Warner nodded in agreement.
"You might find that out," Clevenger said to White. "And then you notch up the psychological pressure even higher. You have to be willing to accelerate his violence until he crashes. It won’t be pretty. But it’s the price you have to pay to stop him."
There was a knock at the door. It opened. A twenty-something woman stood in the doorway. She looked at Kane Warner.
Warner stood and walked to the door. The woman whispered something to him. Warner let out a long breath, shook his head. Then he turned around and closed the door. "Number fourteen," he said. "In a pond twenty yards off Route 7, in Utah. A handicapped man — in his wheelchair."

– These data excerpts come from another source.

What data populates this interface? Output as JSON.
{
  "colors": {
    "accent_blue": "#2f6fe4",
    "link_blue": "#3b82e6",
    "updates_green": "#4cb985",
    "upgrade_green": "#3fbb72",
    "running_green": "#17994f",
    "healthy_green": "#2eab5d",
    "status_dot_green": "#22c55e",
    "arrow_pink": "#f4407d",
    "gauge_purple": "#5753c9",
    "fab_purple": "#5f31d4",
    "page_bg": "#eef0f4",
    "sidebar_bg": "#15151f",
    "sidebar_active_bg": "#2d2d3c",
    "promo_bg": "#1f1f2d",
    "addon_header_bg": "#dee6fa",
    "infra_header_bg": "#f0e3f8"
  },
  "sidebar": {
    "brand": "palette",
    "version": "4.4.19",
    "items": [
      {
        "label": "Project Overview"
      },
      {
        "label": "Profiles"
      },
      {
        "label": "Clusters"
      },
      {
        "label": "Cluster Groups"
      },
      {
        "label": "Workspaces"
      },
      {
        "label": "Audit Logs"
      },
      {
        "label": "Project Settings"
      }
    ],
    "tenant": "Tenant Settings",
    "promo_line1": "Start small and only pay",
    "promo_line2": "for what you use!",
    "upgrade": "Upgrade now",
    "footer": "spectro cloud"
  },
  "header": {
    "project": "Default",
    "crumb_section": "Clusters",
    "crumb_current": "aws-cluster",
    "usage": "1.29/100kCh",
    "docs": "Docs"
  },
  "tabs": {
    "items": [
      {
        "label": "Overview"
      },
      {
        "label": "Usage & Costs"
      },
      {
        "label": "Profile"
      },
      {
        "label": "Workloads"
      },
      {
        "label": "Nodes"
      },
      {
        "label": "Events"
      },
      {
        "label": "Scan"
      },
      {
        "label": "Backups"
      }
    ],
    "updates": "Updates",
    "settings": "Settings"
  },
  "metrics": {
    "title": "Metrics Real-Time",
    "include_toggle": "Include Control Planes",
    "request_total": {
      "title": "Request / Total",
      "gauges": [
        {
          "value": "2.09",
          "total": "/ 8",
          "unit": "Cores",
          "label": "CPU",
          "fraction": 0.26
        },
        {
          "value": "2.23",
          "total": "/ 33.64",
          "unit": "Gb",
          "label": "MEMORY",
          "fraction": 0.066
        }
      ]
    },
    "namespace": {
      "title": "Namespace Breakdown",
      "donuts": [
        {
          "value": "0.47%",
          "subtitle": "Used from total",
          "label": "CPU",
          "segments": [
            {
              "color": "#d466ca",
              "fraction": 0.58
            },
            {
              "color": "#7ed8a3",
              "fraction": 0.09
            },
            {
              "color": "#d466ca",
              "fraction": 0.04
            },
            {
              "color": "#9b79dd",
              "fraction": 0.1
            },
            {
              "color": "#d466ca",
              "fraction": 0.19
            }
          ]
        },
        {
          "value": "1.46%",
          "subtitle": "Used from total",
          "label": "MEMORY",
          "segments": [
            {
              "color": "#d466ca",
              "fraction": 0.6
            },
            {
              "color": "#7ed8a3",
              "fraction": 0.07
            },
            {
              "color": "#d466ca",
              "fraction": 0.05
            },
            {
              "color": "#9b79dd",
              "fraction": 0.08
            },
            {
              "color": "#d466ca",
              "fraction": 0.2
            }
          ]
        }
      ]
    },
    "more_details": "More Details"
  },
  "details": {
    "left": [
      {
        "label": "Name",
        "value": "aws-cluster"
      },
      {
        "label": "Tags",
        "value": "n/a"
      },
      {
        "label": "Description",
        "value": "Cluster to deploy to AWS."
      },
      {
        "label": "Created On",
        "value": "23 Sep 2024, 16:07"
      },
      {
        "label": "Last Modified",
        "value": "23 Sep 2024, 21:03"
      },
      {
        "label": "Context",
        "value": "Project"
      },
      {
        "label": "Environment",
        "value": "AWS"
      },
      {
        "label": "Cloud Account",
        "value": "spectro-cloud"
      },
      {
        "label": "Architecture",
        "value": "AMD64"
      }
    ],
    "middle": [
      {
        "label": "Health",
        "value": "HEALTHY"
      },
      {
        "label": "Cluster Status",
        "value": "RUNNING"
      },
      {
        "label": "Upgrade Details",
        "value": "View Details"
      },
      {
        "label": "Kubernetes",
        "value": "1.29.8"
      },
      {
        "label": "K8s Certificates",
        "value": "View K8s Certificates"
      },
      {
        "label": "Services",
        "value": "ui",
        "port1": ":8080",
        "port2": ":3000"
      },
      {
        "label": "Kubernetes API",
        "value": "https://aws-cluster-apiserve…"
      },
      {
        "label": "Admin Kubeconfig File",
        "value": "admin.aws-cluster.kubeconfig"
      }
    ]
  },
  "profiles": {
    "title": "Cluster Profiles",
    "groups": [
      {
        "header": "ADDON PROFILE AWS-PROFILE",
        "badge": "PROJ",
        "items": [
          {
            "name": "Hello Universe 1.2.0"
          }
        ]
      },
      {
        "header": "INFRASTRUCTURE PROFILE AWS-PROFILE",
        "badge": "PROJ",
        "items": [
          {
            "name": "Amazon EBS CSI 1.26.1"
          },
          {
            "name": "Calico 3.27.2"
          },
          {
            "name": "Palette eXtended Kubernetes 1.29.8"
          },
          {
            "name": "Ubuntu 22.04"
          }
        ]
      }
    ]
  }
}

A weightiness filled the room.
Clevenger looked at Whitney McCormick, who shared the kind of glance with him that he remembered from medical school, when he would be standing with a nurse over the bed of a patient about to die, knowing that being so close to the end of life had suddenly dissolved all the usual boundaries between them. And that single glance from McCormick nearly enticed him to commit to the investigation then and there. In it was an invitation to let his personal and professional lives become one thing, to let his need to live fully and to love fully and to be loved completely express itself in the only forum he had ever really found — the hunt for a killer.
"According to the local pathologist, the body is at least three months old," Warner went on. "The remains are on the way here." He looked at Clevenger, and his politician’s mask suddenly dropped. "Just so you know," he said, with no hint of a question in his voice, "I sleep and eat this case. I want this guy more than you can imagine." His mask was back just as suddenly. "Let’s take whatever time we have today to give you have all the information you’ll need to make your decision about joining us."